Consider, for example, the Loudoun Rangers, a cavalry unit raised in 1862 in northern Virginia, a unit which fought on behalf of the Union and tangled with Mosby's partisans.

Or let us consider Texas, a state which was my adoptive home for eight years.  Sam Houston, one of the founding fathers of the Republic of Texas, was elected governor in 1859.  Houston was no liberal humanitarian: although he enjoyed warm relations with the Cherokee Indians, he owned slaves and opposed abolitionist efforts to free them.  However, he saw secession as ill-advised and treasonous.  When a Texas convention voted for secession and subsequent accession to the Confederacy, Houston refused to recognize the moves, calling them illegal.  Houston was eventually removed from office for refusing to take the Confederate oath.  He explained:
Fellow-Citizens, in the name of your rights and liberties, which I believe have been trampled upon, I refuse to take this oath. In the name of the nationality of Texas, which has been betrayed by the Convention, I refuse to take this oath. In the name of the Constitution of Texas, I refuse to take this oath. In the name of my own conscience and manhood, which this Convention would degrade by dragging me before it, to pander to the malice of my enemies, I refuse to take this oath. I deny the power of this Convention to speak for Texas....I protest....against all the acts and doings of this convention and I declare them null and void.
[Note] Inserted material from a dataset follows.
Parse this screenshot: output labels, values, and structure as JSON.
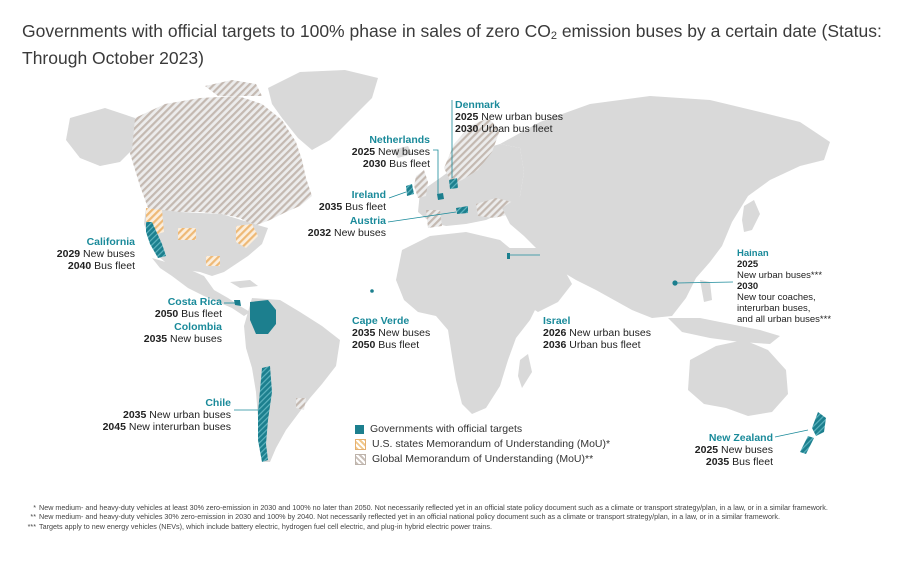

This is the kind of political idealism - whatever the costs - that Southerners love.  It is also deeply Unionist.  Regarding the war to come, Houston proved himself more clear-sighted than his opponents:
Let me tell you what is coming. After the sacrifice of countless millions of treasure and hundreds of thousands of lives, you may win Southern independence if God be not against you, but I doubt it. I tell you that, while I believe with you in the doctrine of states rights, the North is determined to preserve this Union. They are not a fiery, impulsive people as you are, for they live in colder climates. But when they begin to move in a given direction, they move with the steady momentum and perseverance of a mighty avalanche; and what I fear is, they will overwhelm the South.
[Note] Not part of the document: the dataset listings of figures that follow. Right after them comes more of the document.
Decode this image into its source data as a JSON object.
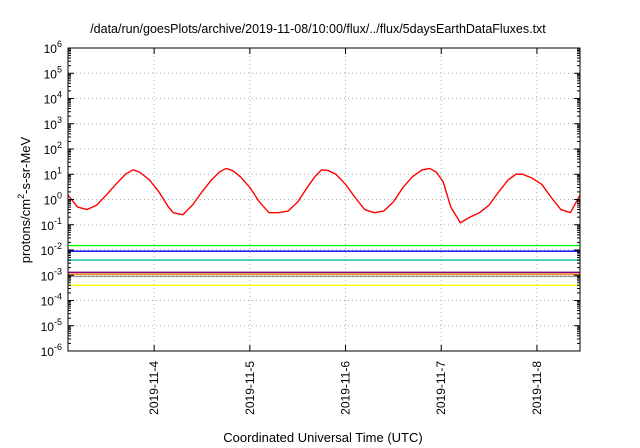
{
  "chart_data": {
    "type": "line",
    "title": "/data/run/goesPlots/archive/2019-11-08/10:00/flux/../flux/5daysEarthDataFluxes.txt",
    "xlabel": "Coordinated Universal Time (UTC)",
    "ylabel_base": "protons/cm",
    "ylabel_sup": "2",
    "ylabel_rest": "-s-sr-MeV",
    "yscale": "log",
    "ylim": [
      1e-06,
      1000000.0
    ],
    "y_tick_exponents": [
      -6,
      -5,
      -4,
      -3,
      -2,
      -1,
      0,
      1,
      2,
      3,
      4,
      5,
      6
    ],
    "y_tick_base": "10",
    "xlim": [
      3.1,
      8.45
    ],
    "x_ticks": [
      {
        "x": 4,
        "label": "2019-11-4"
      },
      {
        "x": 5,
        "label": "2019-11-5"
      },
      {
        "x": 6,
        "label": "2019-11-6"
      },
      {
        "x": 7,
        "label": "2019-11-7"
      },
      {
        "x": 8,
        "label": "2019-11-8"
      }
    ],
    "grid": true,
    "legend": "none",
    "series": [
      {
        "color": "#ffff00",
        "x": [
          3.1,
          3.5,
          4.0,
          4.5,
          5.0,
          5.5,
          6.0,
          6.5,
          7.0,
          7.5,
          8.0,
          8.45
        ],
        "y": [
          0.0004,
          0.0004,
          0.0004,
          0.0004,
          0.0004,
          0.0004,
          0.0004,
          0.0004,
          0.0004,
          0.0004,
          0.0004,
          0.0004
        ]
      },
      {
        "color": "#9a9a9a",
        "x": [
          3.1,
          3.5,
          4.0,
          4.5,
          5.0,
          5.5,
          6.0,
          6.5,
          7.0,
          7.5,
          8.0,
          8.45
        ],
        "y": [
          0.0009,
          0.0009,
          0.0009,
          0.0009,
          0.0009,
          0.0009,
          0.0009,
          0.0009,
          0.0009,
          0.0009,
          0.0009,
          0.0009
        ]
      },
      {
        "color": "#ff8000",
        "x": [
          3.1,
          3.5,
          4.0,
          4.5,
          5.0,
          5.5,
          6.0,
          6.5,
          7.0,
          7.5,
          8.0,
          8.45
        ],
        "y": [
          0.0011,
          0.0011,
          0.0011,
          0.0011,
          0.0011,
          0.0011,
          0.0011,
          0.0011,
          0.0011,
          0.0011,
          0.0011,
          0.0011
        ]
      },
      {
        "color": "#00c0a0",
        "x": [
          3.1,
          3.5,
          4.0,
          4.5,
          5.0,
          5.5,
          6.0,
          6.5,
          7.0,
          7.5,
          8.0,
          8.45
        ],
        "y": [
          0.004,
          0.004,
          0.004,
          0.004,
          0.004,
          0.004,
          0.004,
          0.004,
          0.004,
          0.004,
          0.004,
          0.004
        ]
      },
      {
        "color": "#00ff00",
        "x": [
          3.1,
          3.5,
          4.0,
          4.5,
          5.0,
          5.5,
          6.0,
          6.5,
          7.0,
          7.5,
          8.0,
          8.45
        ],
        "y": [
          0.015,
          0.015,
          0.015,
          0.015,
          0.015,
          0.015,
          0.015,
          0.015,
          0.015,
          0.015,
          0.015,
          0.015
        ]
      },
      {
        "color": "#0000ff",
        "x": [
          3.1,
          3.5,
          4.0,
          4.5,
          5.0,
          5.5,
          6.0,
          6.5,
          7.0,
          7.5,
          8.0,
          8.45
        ],
        "y": [
          0.009,
          0.009,
          0.009,
          0.009,
          0.009,
          0.009,
          0.009,
          0.009,
          0.009,
          0.009,
          0.009,
          0.009
        ]
      },
      {
        "color": "#800080",
        "x": [
          3.1,
          3.5,
          4.0,
          4.5,
          5.0,
          5.5,
          6.0,
          6.5,
          7.0,
          7.5,
          8.0,
          8.45
        ],
        "y": [
          0.0013,
          0.0013,
          0.0013,
          0.0013,
          0.0013,
          0.0013,
          0.0013,
          0.0013,
          0.0013,
          0.0013,
          0.0013,
          0.0013
        ]
      },
      {
        "color": "#ff0000",
        "x": [
          3.1,
          3.2,
          3.3,
          3.4,
          3.5,
          3.6,
          3.7,
          3.78,
          3.85,
          3.95,
          4.05,
          4.15,
          4.2,
          4.3,
          4.4,
          4.5,
          4.6,
          4.68,
          4.75,
          4.82,
          4.9,
          5.0,
          5.1,
          5.2,
          5.3,
          5.4,
          5.5,
          5.6,
          5.68,
          5.75,
          5.82,
          5.9,
          6.0,
          6.1,
          6.2,
          6.3,
          6.4,
          6.5,
          6.6,
          6.7,
          6.8,
          6.88,
          6.95,
          7.02,
          7.1,
          7.2,
          7.3,
          7.4,
          7.5,
          7.6,
          7.7,
          7.78,
          7.85,
          7.95,
          8.05,
          8.15,
          8.25,
          8.35,
          8.45
        ],
        "y": [
          1.5,
          0.5,
          0.4,
          0.6,
          1.5,
          4.0,
          10.0,
          15.0,
          12.0,
          6.0,
          2.0,
          0.5,
          0.3,
          0.25,
          0.6,
          2.0,
          6.0,
          12.0,
          17.0,
          14.0,
          8.0,
          3.0,
          0.8,
          0.3,
          0.3,
          0.35,
          0.8,
          3.0,
          8.0,
          15.0,
          14.0,
          10.0,
          4.0,
          1.2,
          0.4,
          0.3,
          0.35,
          0.8,
          3.0,
          8.0,
          15.0,
          17.0,
          12.0,
          5.0,
          0.5,
          0.12,
          0.2,
          0.3,
          0.6,
          2.0,
          6.0,
          10.0,
          10.0,
          7.0,
          4.0,
          1.2,
          0.4,
          0.3,
          1.5
        ]
      }
    ]
  }
}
Houston and the men of the Loudoun Rangers were rare, but not unique.  North Texas was full of German and Czech settlers - some of them refugees from the revolutions of 1848 in Europe - who supported the Union.  West Virginia was so off-put by the war of secession it seceded from rebel Virginia.  In addition to the many African-American units raised from among the freed slaves of the South, white Unionist forces were also raised.  The 1st Alabama Cavalry was formed in 1862 by men who opposed secession - most from Alabama, but some from elsewhere, including Georgia.  The regiment fought in various campaigns and was present for the surrender of the rebel Army of Tennessee in 1865.  Arkansas raised eight white regiments and six colored regiments for the Union.  Similar units were raised in Louisiana and North Carolina.  Tennessee formed upwards of 30 regiments in the service of the Union.

I am looking forward to reading David Downing's A South Divided: Portraits of Dissent in the Confederacy.  This is a Southern legacy I may be able to embrace and teach to my children.


Quotations are from James l. Haley, Sam Houston, University of Oklahoma Press (2004), by way of the estimable Wikipedia, which also supplied the image.